In the 2010s, we have seen and still are seeing yet another paradigm shift in the way the data is captured and used. Largely attributed to the widespread use of the Internet, new data generation mediums have emerged. Of all the new data sources, including RFID tags, digital energy meters, clickstream Web logs, smart home devices, and wearable health monitoring equipment, perhaps the most interesting and challenging one is the social network/media data. Even though it is rich in information content, analysis of such unstructured data sources poses significant challenges to computational systems from both a software as well as a hardware perspective. Recently, the term “Big Data” was coined to highlight these challenges the new data streams have brought upon us. Many advancements in both hardware—massively parallel processing with huge computational memory and highly parallel multi-processor computing systems—as well as software/algorithms—Hadoop with MapReduce and NoSQL—have been developed to address the challenges of Big Data.
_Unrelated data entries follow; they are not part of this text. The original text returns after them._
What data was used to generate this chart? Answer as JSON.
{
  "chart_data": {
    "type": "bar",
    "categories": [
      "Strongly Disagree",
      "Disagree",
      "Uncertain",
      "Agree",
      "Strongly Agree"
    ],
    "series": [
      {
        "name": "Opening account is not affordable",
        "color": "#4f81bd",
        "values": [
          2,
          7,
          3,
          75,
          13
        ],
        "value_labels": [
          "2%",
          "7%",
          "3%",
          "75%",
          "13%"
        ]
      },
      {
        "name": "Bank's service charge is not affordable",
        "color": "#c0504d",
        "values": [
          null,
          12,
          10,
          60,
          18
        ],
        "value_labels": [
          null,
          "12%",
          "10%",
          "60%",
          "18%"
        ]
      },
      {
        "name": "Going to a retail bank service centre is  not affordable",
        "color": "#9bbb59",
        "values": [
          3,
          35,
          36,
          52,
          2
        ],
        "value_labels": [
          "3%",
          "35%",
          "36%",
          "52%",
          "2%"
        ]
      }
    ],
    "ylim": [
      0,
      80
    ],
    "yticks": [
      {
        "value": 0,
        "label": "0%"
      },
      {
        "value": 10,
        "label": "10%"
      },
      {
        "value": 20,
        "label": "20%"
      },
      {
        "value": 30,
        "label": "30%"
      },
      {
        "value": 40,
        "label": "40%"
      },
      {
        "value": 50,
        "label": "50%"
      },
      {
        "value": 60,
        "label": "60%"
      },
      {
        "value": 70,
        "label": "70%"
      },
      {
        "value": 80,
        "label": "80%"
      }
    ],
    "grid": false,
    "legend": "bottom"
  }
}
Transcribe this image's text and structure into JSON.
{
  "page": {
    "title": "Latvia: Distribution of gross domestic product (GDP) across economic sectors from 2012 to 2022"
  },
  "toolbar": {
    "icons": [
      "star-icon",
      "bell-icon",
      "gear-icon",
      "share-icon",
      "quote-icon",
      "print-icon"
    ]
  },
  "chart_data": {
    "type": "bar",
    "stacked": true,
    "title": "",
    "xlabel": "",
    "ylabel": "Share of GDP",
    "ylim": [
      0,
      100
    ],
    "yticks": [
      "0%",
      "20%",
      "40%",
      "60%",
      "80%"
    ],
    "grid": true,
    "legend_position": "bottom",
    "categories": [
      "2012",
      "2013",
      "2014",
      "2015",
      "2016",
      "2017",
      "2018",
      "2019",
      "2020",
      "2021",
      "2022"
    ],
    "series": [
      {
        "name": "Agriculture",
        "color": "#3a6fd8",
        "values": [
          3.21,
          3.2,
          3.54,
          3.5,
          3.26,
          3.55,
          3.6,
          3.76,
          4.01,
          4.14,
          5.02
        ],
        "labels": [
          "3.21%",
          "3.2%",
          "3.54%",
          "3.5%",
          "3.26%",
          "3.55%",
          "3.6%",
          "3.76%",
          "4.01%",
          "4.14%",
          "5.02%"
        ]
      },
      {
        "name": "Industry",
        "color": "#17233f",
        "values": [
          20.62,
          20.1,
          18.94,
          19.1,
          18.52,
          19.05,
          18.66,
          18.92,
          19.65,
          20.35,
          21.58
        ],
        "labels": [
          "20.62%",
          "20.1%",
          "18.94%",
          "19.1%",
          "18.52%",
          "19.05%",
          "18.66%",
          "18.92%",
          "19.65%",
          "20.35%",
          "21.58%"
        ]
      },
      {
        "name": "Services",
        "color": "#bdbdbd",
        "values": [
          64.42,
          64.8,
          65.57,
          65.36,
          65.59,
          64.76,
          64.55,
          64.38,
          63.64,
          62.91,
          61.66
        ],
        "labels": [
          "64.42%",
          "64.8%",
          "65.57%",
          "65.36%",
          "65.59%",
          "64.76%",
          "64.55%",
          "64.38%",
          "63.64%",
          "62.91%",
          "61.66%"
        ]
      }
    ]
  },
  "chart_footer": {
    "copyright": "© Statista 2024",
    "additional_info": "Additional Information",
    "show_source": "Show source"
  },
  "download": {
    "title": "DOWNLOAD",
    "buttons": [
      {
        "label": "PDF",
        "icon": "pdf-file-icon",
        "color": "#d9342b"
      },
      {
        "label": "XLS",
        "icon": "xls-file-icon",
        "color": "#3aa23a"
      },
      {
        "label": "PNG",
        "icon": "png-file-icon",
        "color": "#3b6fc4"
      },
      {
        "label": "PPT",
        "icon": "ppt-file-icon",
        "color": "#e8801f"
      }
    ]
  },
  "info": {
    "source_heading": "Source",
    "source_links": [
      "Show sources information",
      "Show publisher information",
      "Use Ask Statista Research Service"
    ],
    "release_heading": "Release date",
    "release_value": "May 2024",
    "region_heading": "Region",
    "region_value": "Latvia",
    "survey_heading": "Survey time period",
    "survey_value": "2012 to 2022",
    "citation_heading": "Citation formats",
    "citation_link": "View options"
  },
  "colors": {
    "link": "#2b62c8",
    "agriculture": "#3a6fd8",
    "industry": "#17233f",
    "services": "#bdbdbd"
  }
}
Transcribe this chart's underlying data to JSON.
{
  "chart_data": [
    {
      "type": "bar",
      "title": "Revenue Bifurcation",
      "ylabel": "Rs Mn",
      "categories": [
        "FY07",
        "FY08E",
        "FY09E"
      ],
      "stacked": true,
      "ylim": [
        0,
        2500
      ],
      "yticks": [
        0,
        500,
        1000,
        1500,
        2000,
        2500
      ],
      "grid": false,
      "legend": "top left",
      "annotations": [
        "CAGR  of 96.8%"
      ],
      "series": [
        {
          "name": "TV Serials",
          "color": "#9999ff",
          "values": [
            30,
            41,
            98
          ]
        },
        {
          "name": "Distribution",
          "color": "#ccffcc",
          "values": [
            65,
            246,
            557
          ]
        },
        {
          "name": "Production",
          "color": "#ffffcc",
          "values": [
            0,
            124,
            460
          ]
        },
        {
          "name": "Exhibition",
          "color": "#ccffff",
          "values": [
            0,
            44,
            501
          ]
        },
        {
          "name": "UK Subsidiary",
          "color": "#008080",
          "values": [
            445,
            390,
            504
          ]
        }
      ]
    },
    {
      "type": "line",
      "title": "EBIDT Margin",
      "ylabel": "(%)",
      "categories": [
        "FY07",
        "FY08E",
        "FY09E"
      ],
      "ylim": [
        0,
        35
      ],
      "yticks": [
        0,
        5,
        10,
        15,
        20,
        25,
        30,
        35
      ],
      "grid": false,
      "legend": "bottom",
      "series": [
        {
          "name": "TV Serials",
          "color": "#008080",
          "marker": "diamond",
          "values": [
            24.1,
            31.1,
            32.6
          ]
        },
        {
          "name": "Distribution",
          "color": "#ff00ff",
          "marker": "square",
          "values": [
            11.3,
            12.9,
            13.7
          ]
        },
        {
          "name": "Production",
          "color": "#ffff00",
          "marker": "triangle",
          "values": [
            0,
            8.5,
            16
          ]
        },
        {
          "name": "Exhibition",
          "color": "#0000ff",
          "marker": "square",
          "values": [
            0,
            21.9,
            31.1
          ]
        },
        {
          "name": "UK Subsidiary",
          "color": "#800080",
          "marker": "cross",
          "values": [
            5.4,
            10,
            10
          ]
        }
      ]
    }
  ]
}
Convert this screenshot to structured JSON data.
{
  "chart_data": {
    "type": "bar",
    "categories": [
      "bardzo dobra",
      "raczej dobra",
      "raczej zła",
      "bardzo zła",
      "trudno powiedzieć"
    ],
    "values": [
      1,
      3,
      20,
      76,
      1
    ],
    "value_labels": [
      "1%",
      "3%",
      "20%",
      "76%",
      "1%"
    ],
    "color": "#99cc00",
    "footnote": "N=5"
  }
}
What the next decade will bring, what new terms will be used to name analytics, are hard to predict. The time between new paradigm shifts in information systems and particularly in analytics has been shrinking, and the trend of such will continue for the foreseeable future. Today, the reality is that even though analytics is not new, the explosion in its popularity is. With the recent explosion of Big Data, means to collect and store this data, and intuitive software tools, data and data-driven insight have become more accessible to business professionals than ever before. Therefore, in the midst of global competition, there is a huge opportunity to make better managerial decisions using data and analytics to increase revenue while decreasing cost by building better products, improving customer experience, catching fraud before it happens, and improving customer engagement through targeting and customization—all with the power of analytics and data. More and more companies are now preparing/schooling their employees with the know-how of business analytics to drive effectiveness and efficiency in their day-to-day decision-making processes.